Bu ve daha başka âyetlerde de görüldüğü gibi, insanlar ve toplumlar arasında barışı temin etmek, Müslümanlar üzerine bir görevdir. Nitekim bir başka âyette bu husus şu ifadelerle belirtilmektedir:
“Sizden hayıra çağıran, iyiliği emredip kötülükten sakındıran bir topluluk bulunsun. İşte onlar, kurtuluşa erenlerdir.” (Âl-i İmran 104).
Maalesef son aylarda ülkemizde mevcut olan barış ikliminin bu milletin ekmeğini yiyen, suyunu içen, havasını teneffüs eden terör örgütleri tarafından bozulmaya çalışıldığını görüyoruz. Avrupa ülkeleri kendi içlerinde ümmetleşmeye giderken, içimizdeki bir takım gafiller ise dış güçlerin oyuncağı haline gelerek bu topraklarda barışı bozmak suretiyle ayrılıkçı eylemler içerisine girmektedirler. Bu konuda terör yapan ya da kamu düzenini bozan kimselere karşı devletin sorumlulukları bir yana, bir de bir fert ya da aile olarak bu kimselerin yakınlarına da görevler düşmektedir.
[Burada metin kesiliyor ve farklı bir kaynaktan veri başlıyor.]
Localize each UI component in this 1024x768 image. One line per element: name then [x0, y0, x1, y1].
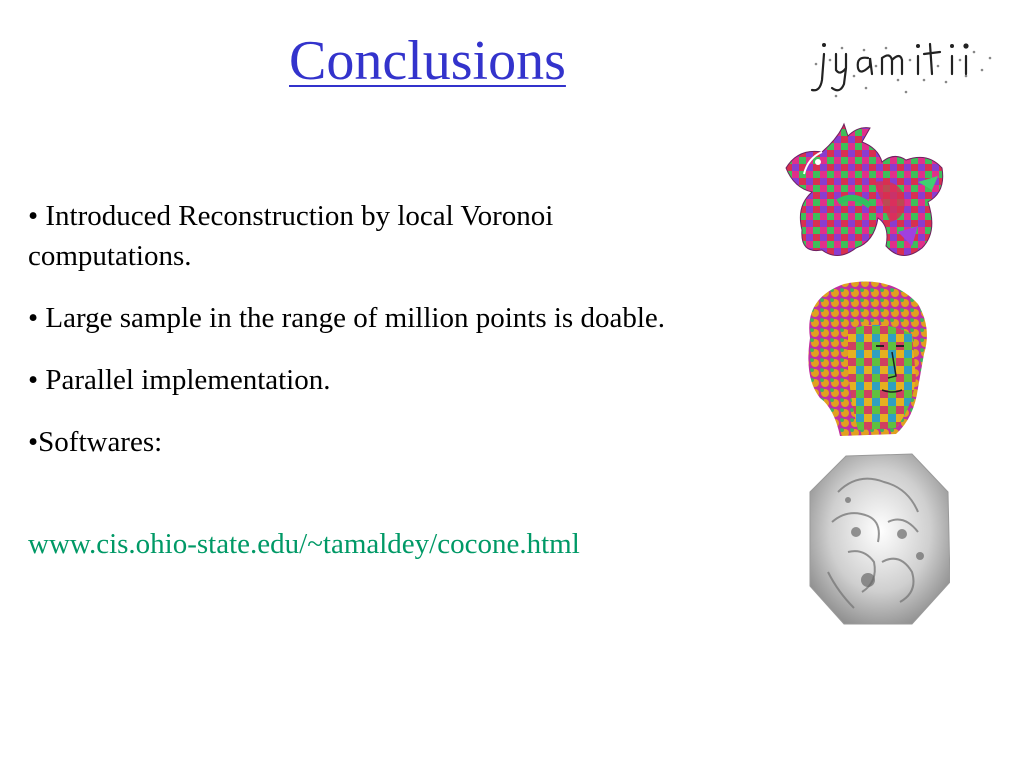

Özellikle bölgenin ileri gelen hakem kişileri, aksakallar, toplumun itibar ettiği seyyidler, büyükler, mollalar vb. bu konuda yeniden barışın tesisi için seslerini yükseltmelidirler.
Ülkemizin esenliği için çalışmak bir fazilet mücadelesidir. Hep birlikte dış güçlerin bu oyunu bozulmalıdır. Bizler kürdüyle türküyle, arabıyla acemiyle Osmanlı bakiyesiyiz. Yeniden yürüyüşümüz bu topraklarda durdurulmak isteniyor. Tarihin bize tanıdığı bu fırsat, iyi değerlendirilmeli ve heba edilmemelidir. Son on yılda elde edilen Türkiye’nin kazanımları korunmalıdır. Hepimiz bu topraklarda eşitiz. Bizim üst kimliğimiz dinimizdir. Bu coğrafyada hepimizin kaderi birdir. Etrafımız yangın yeri. İslam âlemi bir beden ise, bu bedenin kalbi, Türkiye’dir. Bu kalb üzerinde ameliyat yapmak isteyenlere millet olarak fırsat vermeyelim.
İnadına kardeşliği vurgulayalım ve tahkim edelim.